5.2 Random Forest Results

Figure 10: This plot shows the out of bag accuracy of the random forest algorithm with variable subset sizes ranging from 1 to 30. The optimal fit is with 5-predictor subsets.

The final model chosen by our random forest algorithm was one with a subset size of 5 predictors. As shown in Figure 10, a size of 5 predictors maximized the out of bag accuracy. This optimal subset size is what the model deems sufficiently large to ensure our SNPs of interest are considered often enough for splits, and also sufficiently small to ensure enough decorrelation of the trees before bagging. By contrast, the models tuned with less than 5 predictors would be considered underfit and high in bias, and those with more than 5 would be considered overfit to our data and high in variance.

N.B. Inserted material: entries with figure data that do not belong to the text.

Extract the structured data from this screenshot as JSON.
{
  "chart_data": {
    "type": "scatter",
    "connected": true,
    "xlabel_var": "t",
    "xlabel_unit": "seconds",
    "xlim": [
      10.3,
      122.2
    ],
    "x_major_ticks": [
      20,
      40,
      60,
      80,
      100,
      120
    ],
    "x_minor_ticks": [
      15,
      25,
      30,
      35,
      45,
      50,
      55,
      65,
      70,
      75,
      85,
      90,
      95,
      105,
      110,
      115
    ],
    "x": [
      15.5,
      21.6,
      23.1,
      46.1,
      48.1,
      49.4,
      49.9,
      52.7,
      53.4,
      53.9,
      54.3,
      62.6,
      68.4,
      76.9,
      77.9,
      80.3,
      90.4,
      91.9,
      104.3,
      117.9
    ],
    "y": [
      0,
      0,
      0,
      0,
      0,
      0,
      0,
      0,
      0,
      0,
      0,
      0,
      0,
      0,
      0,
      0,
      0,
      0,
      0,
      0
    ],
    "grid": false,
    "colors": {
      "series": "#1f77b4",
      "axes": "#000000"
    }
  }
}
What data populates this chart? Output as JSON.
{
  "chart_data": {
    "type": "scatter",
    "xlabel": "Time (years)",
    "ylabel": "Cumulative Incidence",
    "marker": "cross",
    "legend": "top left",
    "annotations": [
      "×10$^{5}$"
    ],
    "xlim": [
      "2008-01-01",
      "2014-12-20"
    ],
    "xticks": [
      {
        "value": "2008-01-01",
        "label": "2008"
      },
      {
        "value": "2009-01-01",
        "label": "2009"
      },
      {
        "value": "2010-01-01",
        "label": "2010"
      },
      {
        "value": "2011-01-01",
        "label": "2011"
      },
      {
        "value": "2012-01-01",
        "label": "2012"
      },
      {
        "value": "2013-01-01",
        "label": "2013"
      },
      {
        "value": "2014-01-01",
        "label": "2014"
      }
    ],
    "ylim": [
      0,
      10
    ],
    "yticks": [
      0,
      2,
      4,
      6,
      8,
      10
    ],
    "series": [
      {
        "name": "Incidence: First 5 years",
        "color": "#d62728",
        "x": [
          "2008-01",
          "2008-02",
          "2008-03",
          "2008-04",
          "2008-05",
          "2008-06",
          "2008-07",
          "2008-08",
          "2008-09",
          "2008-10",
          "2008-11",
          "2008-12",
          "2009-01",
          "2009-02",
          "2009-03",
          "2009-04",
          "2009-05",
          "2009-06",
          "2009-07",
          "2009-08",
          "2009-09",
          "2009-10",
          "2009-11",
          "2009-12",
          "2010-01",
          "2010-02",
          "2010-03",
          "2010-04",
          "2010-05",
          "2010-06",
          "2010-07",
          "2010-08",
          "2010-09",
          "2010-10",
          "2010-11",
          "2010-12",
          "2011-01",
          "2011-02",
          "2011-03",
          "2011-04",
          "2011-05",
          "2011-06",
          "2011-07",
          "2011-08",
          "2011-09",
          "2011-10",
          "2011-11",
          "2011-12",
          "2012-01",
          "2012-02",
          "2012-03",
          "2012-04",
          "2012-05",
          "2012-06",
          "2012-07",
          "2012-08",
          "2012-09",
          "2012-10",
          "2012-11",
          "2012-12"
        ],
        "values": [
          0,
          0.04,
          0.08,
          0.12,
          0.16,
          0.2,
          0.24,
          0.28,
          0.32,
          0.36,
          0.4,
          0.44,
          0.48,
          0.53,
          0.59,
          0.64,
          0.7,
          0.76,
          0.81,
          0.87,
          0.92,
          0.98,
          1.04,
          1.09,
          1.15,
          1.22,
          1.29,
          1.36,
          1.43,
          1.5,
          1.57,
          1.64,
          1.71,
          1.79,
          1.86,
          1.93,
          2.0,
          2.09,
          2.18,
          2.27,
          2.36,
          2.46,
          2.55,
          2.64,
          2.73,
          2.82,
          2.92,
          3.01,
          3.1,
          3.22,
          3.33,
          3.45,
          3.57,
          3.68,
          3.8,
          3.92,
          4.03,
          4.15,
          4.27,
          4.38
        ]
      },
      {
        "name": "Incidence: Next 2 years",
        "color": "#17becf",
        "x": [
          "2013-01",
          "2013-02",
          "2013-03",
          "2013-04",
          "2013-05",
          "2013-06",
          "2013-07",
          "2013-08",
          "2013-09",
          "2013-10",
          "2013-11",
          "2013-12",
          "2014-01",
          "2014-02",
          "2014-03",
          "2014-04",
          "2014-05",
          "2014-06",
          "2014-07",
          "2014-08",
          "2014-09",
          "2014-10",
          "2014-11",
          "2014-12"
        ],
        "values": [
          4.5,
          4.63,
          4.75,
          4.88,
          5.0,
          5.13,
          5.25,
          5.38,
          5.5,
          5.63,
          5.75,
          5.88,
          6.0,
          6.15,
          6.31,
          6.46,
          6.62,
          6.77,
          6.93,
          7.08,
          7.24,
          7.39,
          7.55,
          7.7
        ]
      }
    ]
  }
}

Figure 11: This table lists the top 10 SNPs in terms of split importance. It includes our 4 SNPs of interest labeled with s, and 6 noise SNPs labeled with t.

Figure 12: This plot shows the mean decrease in the Gini coefficient achieved by each SNP as a predictor in our model.

Figures 11 and 12 illustrate the importance of each SNP in our model as a split node, defined as the mean decrease in the Gini coefficient for each predictor across all 500 trees. As we had hoped, our 4 SNPs of interest stand out as far more important predictors to split upon than any of the 26 noise SNPs.

Figure 13: This is the confusion matrix detailing how many of the 500 observations from each population our final model predicted correctly and incorrectly, as well as an overall error estimate.

Figure 13 presents the overall performance of our final model. The confusion matrix tells us that this model produced an out of bag error rate of 21.1%, predicting 789 of the 1,000 total observations in our dataset correctly. Considering the inclusion of 26 noise SNPs in our window, our random forest algorithm did a relatively good job of predicting ancestry accurately.